Published in Cell Metabolism, the research centers on the function of glycogen accumulation in the nucleus of a cell. Glycogen is known as a carbohydrate energy storage molecule for cells. Its presence was first described in the nucleus in the 1890s, but no functional role had been described for nuclear glycogen – unlike glycogen stored by the liver or muscle tissue, which is used as a form of energy in various parts of the body.

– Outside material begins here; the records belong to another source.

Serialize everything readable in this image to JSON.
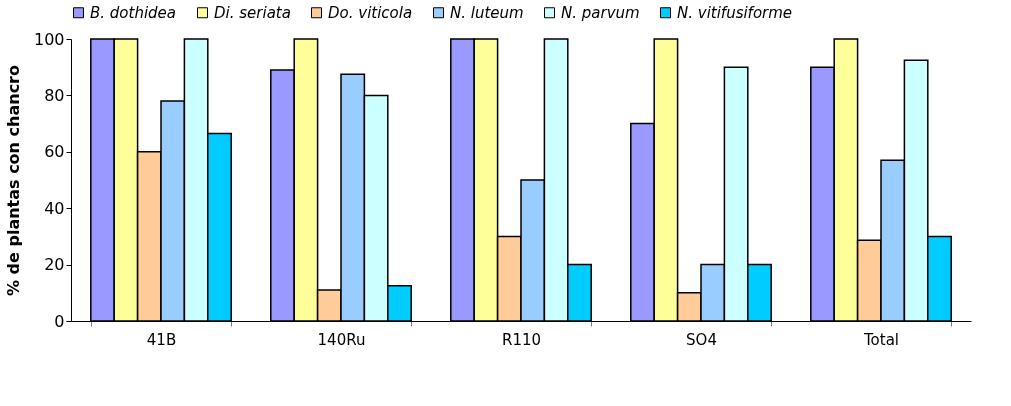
{
  "chart_data": {
    "type": "bar",
    "ylabel": "% de plantas con chancro",
    "categories": [
      "41B",
      "140Ru",
      "R110",
      "SO4",
      "Total"
    ],
    "series": [
      {
        "name": "B. dothidea",
        "color": "#9999ff",
        "values": [
          100,
          89,
          100,
          70,
          90
        ]
      },
      {
        "name": "Di. seriata",
        "color": "#ffff99",
        "values": [
          100,
          100,
          100,
          100,
          100
        ]
      },
      {
        "name": "Do. viticola",
        "color": "#ffcc99",
        "values": [
          60,
          11,
          30,
          10,
          28.6
        ]
      },
      {
        "name": "N. luteum",
        "color": "#99ccff",
        "values": [
          78,
          87.5,
          50,
          20,
          57
        ]
      },
      {
        "name": "N. parvum",
        "color": "#ccffff",
        "values": [
          100,
          80,
          100,
          90,
          92.5
        ]
      },
      {
        "name": "N. vitifusiforme",
        "color": "#00ccff",
        "values": [
          66.5,
          12.5,
          20,
          20,
          30
        ]
      }
    ],
    "ylim": [
      0,
      100
    ],
    "yticks": [
      0,
      20,
      40,
      60,
      80,
      100
    ],
    "grid": false,
    "legend": "top"
  }
}
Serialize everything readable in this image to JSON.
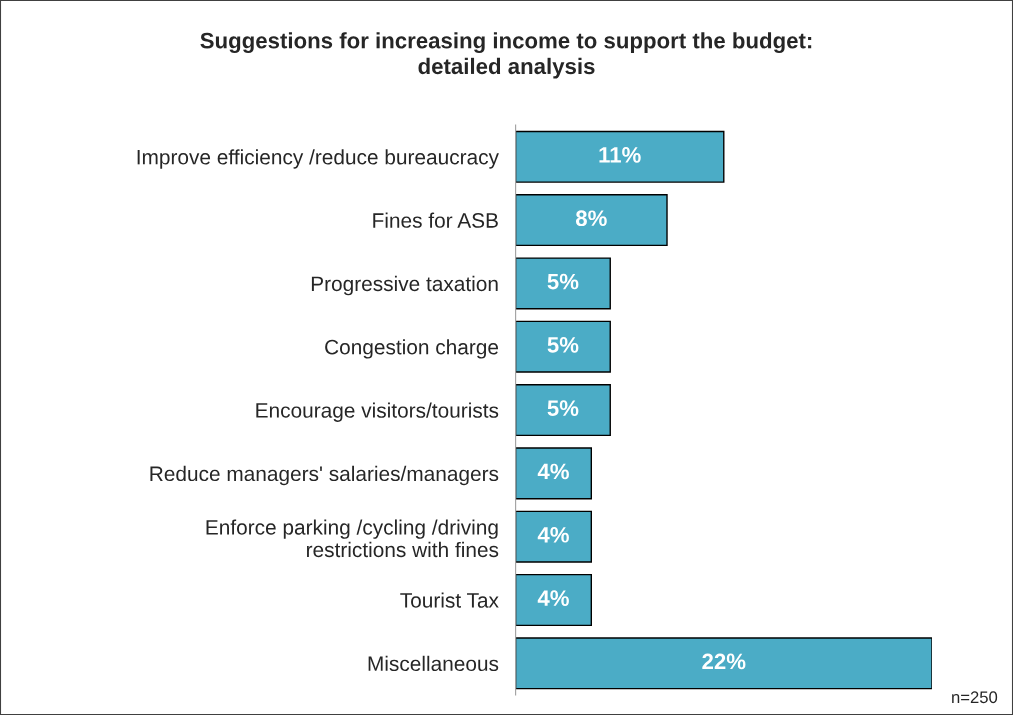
{
  "chart_data": {
    "type": "bar",
    "orientation": "horizontal",
    "title": "Suggestions for increasing income to support the budget:\ndetailed analysis",
    "categories": [
      "Improve efficiency /reduce bureaucracy",
      "Fines for ASB",
      "Progressive taxation",
      "Congestion charge",
      "Encourage visitors/tourists",
      "Reduce managers' salaries/managers",
      "Enforce parking /cycling /driving\nrestrictions with fines",
      "Tourist Tax",
      "Miscellaneous"
    ],
    "values": [
      11,
      8,
      5,
      5,
      5,
      4,
      4,
      4,
      22
    ],
    "value_labels": [
      "11%",
      "8%",
      "5%",
      "5%",
      "5%",
      "4%",
      "4%",
      "4%",
      "22%"
    ],
    "color": "#4bacc6",
    "grid": false,
    "legend": false,
    "annotations": [
      "n=250"
    ]
  }
}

Scientists from the UK Department of Molecular and Cellular Biochemistry, led by Ramon Sun, PhD, and Matthew S. Gentry, PhD, have discovered that human non-small cell lung cancers accumulate nuclear glycogen during the formation of tumors, providing an opportunity to finally reveal the biological role of nuclear glycogen.

“Nuclear glycogen was first reported in the 1890s and its role in cellular metabolism and impact on disease has been elusive,” Sun says in a statement. “Glycogen is a storage molecule for fuel reserve, but this study demonstrates other functions of glycogen metabolism including epigenetics. Our team demonstrated that nuclear glycogen metabolism modulates the regulatory components of gene expression that are necessary for cancer progression.”

While nuclear glycogen accumulation has been reported in multiple cancers, this study demonstrates that glycogen is synthesized and broken down in the nucleus, that nuclear breakdown provides the fuel for histone modifications, and that these modifications allow cells to become cancerous. Non-small cell lung cancers suppress nuclear glycogen breakdown by decreasing the amount of a key signaling molecule called malin to drive cancer progression.

“We developed a novel nuclear-specific tracer technology coupled to high-resolution mass spectrometry to trace nuclear glycogen metabolism and discovered that it modulates histone acetylation,” Sun says. “We then identified the key signaling events that regulate this newly described cellular process and demonstrated its importance in pre-clinical lung cancer models.”